10.02.2021 – 11.00 – L’Autorità ARERA ha reso noto i dati del 2020 del Servizio di Conciliazione. Questo servizio è stato istituito dall’Autorità stessa, per mettere a disposizione dei consumatori una procedura semplice e veloce di risoluzione delle controversie con gli operatori del settore di energia, gas e acqua.
Nel 2020 sono state espletate 18 mila domande (2 mila in più rispetto al 2019). Tra le procedure concluse, il 70% si sono risolte con un accordo tra le parti, senza la necessità, quindi, di procedere in tribunale. Nel settore elettrico, a differenza di quello idrico, è obbligatorio il tentativo di conciliazione prima di rivolgersi ad un giudice.
La maggior parte delle controversie infatti, è proprio rivolta alle società elettriche. Dai dati è emerso che 10.054 domande riguardavano proprio il settore dell’energia, 4.794 quello del gas, 2.332 quello dell’acqua e 1.330 il Dual Fuel (cioè energia e gas assieme).

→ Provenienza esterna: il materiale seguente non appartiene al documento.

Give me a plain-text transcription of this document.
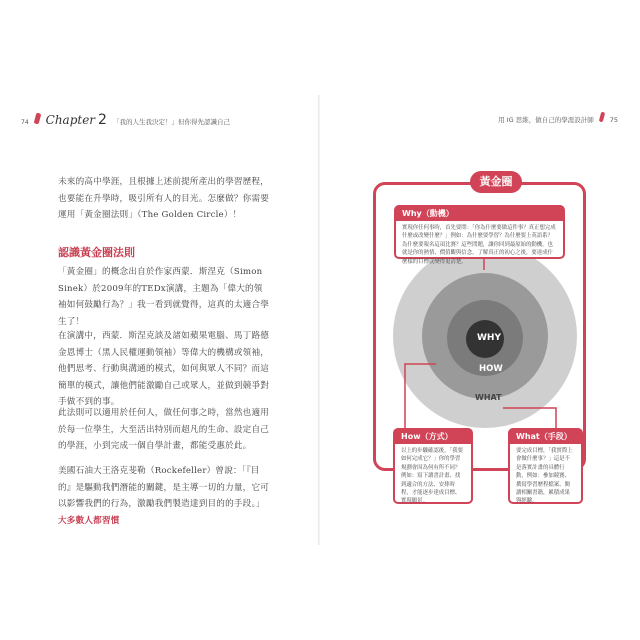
74 Chapter 2 「我的人生我決定！」但你得先認識自己	用 IG 思維，做自己的學涯設計師 75
未來的高中學涯，且根據上述前提所產出的學習歷程，也要能在升學時，吸引所有人的目光。怎麼做？你需要運用「黃金圈法則」（The Golden Circle）！
認識黃金圈法則
「黃金圈」的概念出自於作家西蒙．斯涅克（Simon Sinek）於2009年的TEDx演講，主題為「偉大的領袖如何鼓勵行為？」我一看到就覺得，這真的太適合學生了！
在演講中，西蒙．斯涅克談及諸如蘋果電腦、馬丁路德金恩博士（黑人民權運動領袖）等偉大的機構或領袖，他們思考、行動與溝通的模式，如何與眾人不同？而這簡單的模式，讓他們能激勵自己或眾人，並做到競爭對手做不到的事。
此法則可以適用於任何人，做任何事之時，當然也適用於每一位學生，大至活出特別而超凡的生命、設定自己的學涯，小到完成一個自學計畫，都能受惠於此。
美國石油大王洛克斐勒（Rockefeller）曾說：「『目的』是驅動我們潛能的關鍵，是主導一切的力量，它可以影響我們的行為，激勵我們製造達到目的的手段。」大多數人都習慣
WHY
HOW
WHAT
黃金圈
Why（動機）
實現你任何事時，首先要問：「你為什麼要做這件事？真正想完成什麼或改變什麼？」例如：為什麼要學習？為什麼要上英語系？為什麼要報名這項比賽？這些問題，讓你回到最原始的動機，也就是你的熱情、價值觀與信念，了解真正的初心之後，要達成什麼樣的目標就變得更清楚。
How（方式）
以上的步驟確認後，「我要如何完成它？」你的學習規劃會因為何有所不同？例如：寫下讀書計畫、找到適合的方法、安排時程，才能逐步達成目標、實現願景。
What（手段）
要完成目標，「我實際上會做什麼事？」這是不是落實計畫的具體行動，例如：參加競賽、撰寫學習歷程檔案、閱讀相關書籍，累積成果與經驗。
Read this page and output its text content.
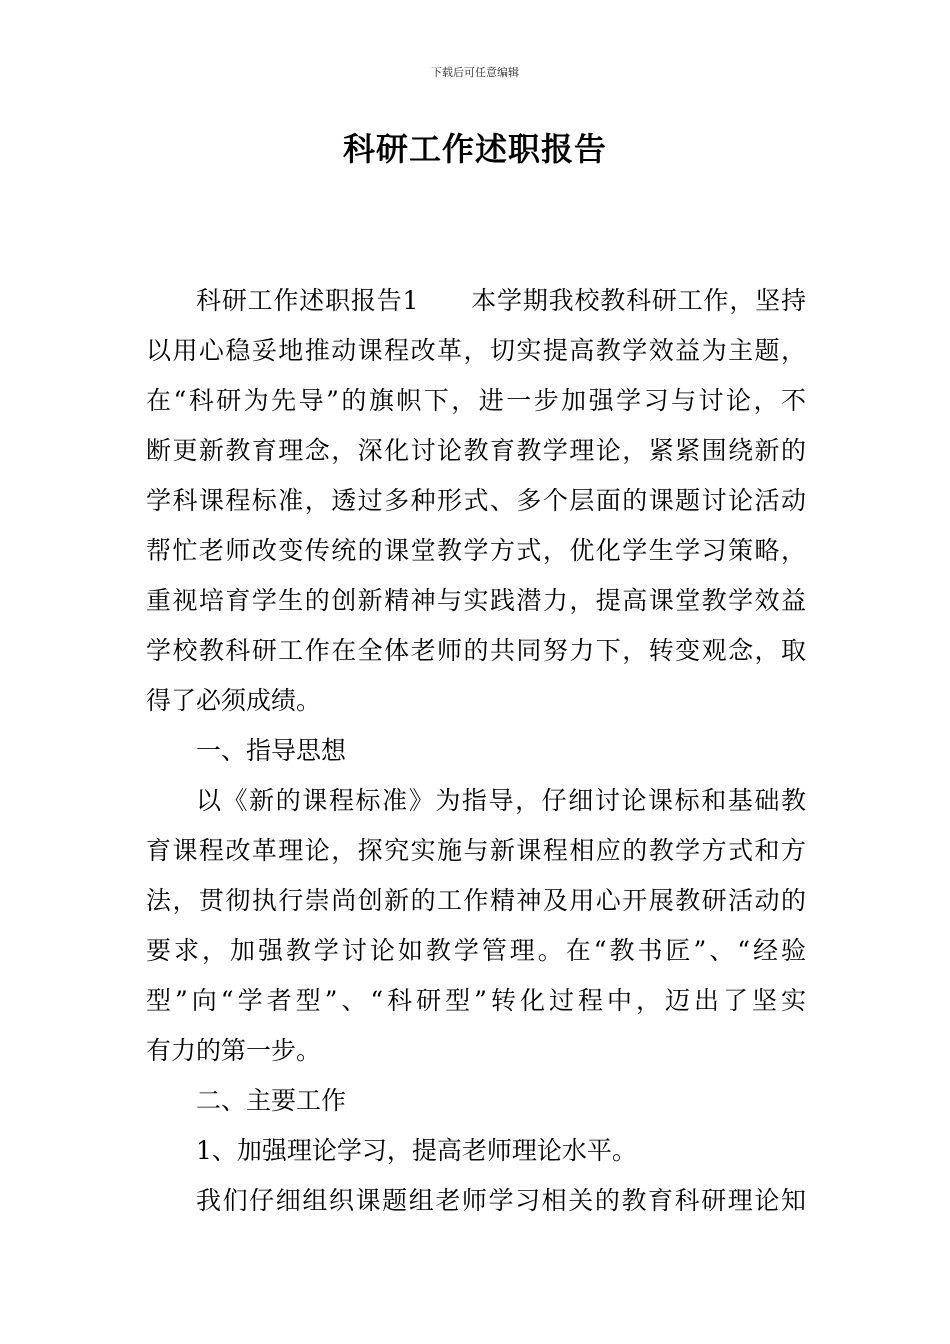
下载后可任意编辑
科研工作述职报告
科研工作述职报告1 本学期我校教科研工作，坚持
以用心稳妥地推动课程改革，切实提高教学效益为主题，
在“科研为先导”的旗帜下，进一步加强学习与讨论，不
断更新教育理念，深化讨论教育教学理论，紧紧围绕新的
学科课程标准，透过多种形式、多个层面的课题讨论活动
帮忙老师改变传统的课堂教学方式，优化学生学习策略，
重视培育学生的创新精神与实践潜力，提高课堂教学效益
学校教科研工作在全体老师的共同努力下，转变观念，取
得了必须成绩。
一、指导思想
以《新的课程标准》为指导，仔细讨论课标和基础教
育课程改革理论，探究实施与新课程相应的教学方式和方
法，贯彻执行崇尚创新的工作精神及用心开展教研活动的
要求，加强教学讨论如教学管理。在“教书匠”、“经验
型”向“学者型”、“科研型”转化过程中，迈出了坚实
有力的第一步。
二、主要工作
1、加强理论学习，提高老师理论水平。
我们仔细组织课题组老师学习相关的教育科研理论知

Le tematiche delle controversie riguardano prevalentemente la fatturazione e la contrattualistica e solo nel 2020 sono stati recuperati, a favore dei consumatori, oltre 10,3 milioni di euro e i dati sono in continuo aumento anno dopo anno.
Se da un lato, il servizio di conciliazione, da un senso di tranquillità all’utente finale, dall’altro ci dovrebbe far ragionare. È un’ottima notizia che nella maggior parte delle controversie, si trovi una soluzione, ma il fatto che i dati siano di anno in anno in aumento è allarmante. Questo significa, che sempre più consumatori hanno problemi e controversie con i propri fornitori di energia, gas e acqua.
Con l’eliminazione del servizio di “Maggior Tutela” a favore della totale liberalizzazione del mercato, questi dati evidenziano due cose fondamentali:

  • La prima è che il consumatore deve responsabilizzarsi di più sulle tematiche energia, gas e ponderare meglio la scelta del proprio fornitore. Il non scegliere e restare con la vecchia “municipalizzata” (AceGas – Servizio Elettrico Nazionale), oltre a non essere più possibile a breve, non è comunque una scelta saggia.
  • La seconda è che bisogna risolvere un mucchio di problemi a monte. Problemi legati alla trasparenza dei venditori, valorizzando maggiormente il codice di condotta commerciale.

Alla luce di tutti questi fatti e dagli ultimi dati, si evidenzia per l’ennesima volta l’importanza, per il consumatore finale, di affidarsi a dei professionisti del settore che possano fare le parti del consulente di energia e gas e che facciano in modo di prevenire possibili problemi tra cliente e fornitore.